Self-reported mTBI history/recency and fasted blood samples were collected in this cross-sectional study of 104 asymptomatic SOF combat soldiers. Biomarker concentrations were quantified using commercial enzyme-linked immunosorbent assays. Mann-Whitney U and Kruskal-Wallis tests were used to compare groups. Post hoc tests with appropriate corrections were conducted as warranted.
Soldiers with mTBI history had higher NSE concentrations than those without (z = -2.60, P = .01). We also observed significant main effects of lifetime mTBI incidence on NSE (χ(3) = 9.52, P = .02) and S100B (χ(3) = 8.21, P = .04) concentrations and a significant main effect of mTBI recency on NfL concentration (χ(2) = 6.02, P = .049).
The SOF combat soldiers with mTBI history had increased NSE. Longitudinal studies in this population are needed due to between-subject heterogeneity in biomarker concentrations. The NfL concentrations in our SOF combat soldiers-regardless of mTBI history or recency-were similar to values previously reported in civilian acute TBI patients.
特种作战部队(SOF)战斗人员经常暴露于爆炸和钝性神经创伤中,最常见的是轻度创伤性脑损伤(mTBI)。重复 mTBI 可能会增加发展为长期神经后遗症的风险。在出现慢性疾病之前,识别神经炎症生物标志物的变化可能是神经病理学发展的初步证据。
确定 mTBI 病史、终生 mTBI 发生率和近期发生对健康、现役 SOF 战斗士兵血液生物标志物轴突蛋白神经丝轻链(NfL)、糖酵解酶神经元特异性烯醇化酶(NSE)、星形胶质细胞表达的 S100 钙结合蛋白 B(S100B)和神经营养细胞因子白细胞介素-6(IL-6)浓度的影响。

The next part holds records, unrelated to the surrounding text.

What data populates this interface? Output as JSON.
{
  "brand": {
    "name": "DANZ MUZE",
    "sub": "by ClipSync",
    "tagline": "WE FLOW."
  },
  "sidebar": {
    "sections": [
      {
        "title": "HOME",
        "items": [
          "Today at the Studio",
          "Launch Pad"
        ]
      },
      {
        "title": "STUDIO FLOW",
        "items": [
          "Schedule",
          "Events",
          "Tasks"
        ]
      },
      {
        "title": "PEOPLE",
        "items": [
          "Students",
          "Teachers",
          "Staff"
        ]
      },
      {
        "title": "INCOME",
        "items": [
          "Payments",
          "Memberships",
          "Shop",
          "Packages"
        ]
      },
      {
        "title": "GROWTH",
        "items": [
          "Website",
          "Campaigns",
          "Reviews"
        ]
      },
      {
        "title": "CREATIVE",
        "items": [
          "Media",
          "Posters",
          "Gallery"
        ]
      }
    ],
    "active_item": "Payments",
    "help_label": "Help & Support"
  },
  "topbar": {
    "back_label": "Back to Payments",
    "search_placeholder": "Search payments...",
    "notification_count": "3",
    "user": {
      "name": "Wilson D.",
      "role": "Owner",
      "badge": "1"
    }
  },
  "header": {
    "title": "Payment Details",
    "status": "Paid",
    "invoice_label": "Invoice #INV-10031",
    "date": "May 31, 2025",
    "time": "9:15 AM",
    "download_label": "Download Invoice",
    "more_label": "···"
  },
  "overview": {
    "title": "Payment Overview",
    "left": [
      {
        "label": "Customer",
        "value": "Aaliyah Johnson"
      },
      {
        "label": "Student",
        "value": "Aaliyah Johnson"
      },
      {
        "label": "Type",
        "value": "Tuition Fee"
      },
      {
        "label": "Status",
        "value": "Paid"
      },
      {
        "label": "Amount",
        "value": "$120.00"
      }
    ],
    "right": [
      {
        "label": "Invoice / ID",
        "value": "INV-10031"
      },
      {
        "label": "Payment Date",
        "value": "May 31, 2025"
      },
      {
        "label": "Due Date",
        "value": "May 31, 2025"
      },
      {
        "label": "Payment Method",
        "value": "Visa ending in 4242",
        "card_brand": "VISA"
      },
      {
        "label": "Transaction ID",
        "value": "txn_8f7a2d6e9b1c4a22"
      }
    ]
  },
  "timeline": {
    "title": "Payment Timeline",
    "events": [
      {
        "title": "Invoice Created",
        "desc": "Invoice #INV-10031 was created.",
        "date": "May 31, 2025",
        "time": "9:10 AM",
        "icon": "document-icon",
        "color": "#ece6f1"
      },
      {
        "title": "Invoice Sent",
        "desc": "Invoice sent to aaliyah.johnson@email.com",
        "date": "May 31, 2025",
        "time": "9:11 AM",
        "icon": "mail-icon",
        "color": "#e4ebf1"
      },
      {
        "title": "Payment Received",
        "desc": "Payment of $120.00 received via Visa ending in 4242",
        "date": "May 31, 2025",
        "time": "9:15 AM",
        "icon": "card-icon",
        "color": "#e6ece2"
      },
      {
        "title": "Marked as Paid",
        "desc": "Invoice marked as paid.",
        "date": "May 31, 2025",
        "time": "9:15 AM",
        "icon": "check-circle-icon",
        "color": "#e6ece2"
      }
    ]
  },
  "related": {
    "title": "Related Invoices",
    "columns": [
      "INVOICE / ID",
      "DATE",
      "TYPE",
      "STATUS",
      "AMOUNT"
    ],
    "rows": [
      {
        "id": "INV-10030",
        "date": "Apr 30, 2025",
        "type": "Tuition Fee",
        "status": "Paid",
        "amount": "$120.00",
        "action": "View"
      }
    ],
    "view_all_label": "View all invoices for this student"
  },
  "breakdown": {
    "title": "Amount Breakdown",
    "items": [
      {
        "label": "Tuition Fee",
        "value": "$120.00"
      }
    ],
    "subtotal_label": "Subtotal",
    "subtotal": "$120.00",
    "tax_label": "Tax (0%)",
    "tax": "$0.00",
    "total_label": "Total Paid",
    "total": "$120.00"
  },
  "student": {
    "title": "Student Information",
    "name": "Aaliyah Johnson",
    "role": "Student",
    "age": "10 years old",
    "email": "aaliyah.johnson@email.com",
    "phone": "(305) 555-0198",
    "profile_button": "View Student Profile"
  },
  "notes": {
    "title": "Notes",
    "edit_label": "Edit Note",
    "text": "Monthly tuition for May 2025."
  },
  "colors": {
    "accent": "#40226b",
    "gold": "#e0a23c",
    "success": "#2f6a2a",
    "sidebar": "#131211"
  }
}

在这项对 104 名无症状 SOF 战斗士兵的横断面研究中,自我报告 mTBI 病史/近期发生情况并采集空腹血液样本。使用商业酶联免疫吸附试验定量生物标志物浓度。使用 Mann-Whitney U 和 Kruskal-Wallis 检验比较组。如有需要,进行适当校正的事后检验。
有 mTBI 病史的士兵的 NSE 浓度高于无 mTBI 病史的士兵(z = -2.60,P =.01)。我们还观察到终生 mTBI 发生率对 NSE(χ(3) = 9.52,P =.02)和 S100B(χ(3) = 8.21,P =.04)浓度的显著主效应,以及 mTBI 近期发生对 NfL 浓度的显著主效应(χ(2) = 6.02,P =.049)。
有 mTBI 病史的 SOF 战斗士兵的 NSE 增加。由于生物标志物浓度的个体间异质性,需要在该人群中进行纵向研究。我们的 SOF 战斗士兵的 NfL 浓度——无论是否有 mTBI 病史或近期发生——都与以前在平民急性 TBI 患者中报告的值相似。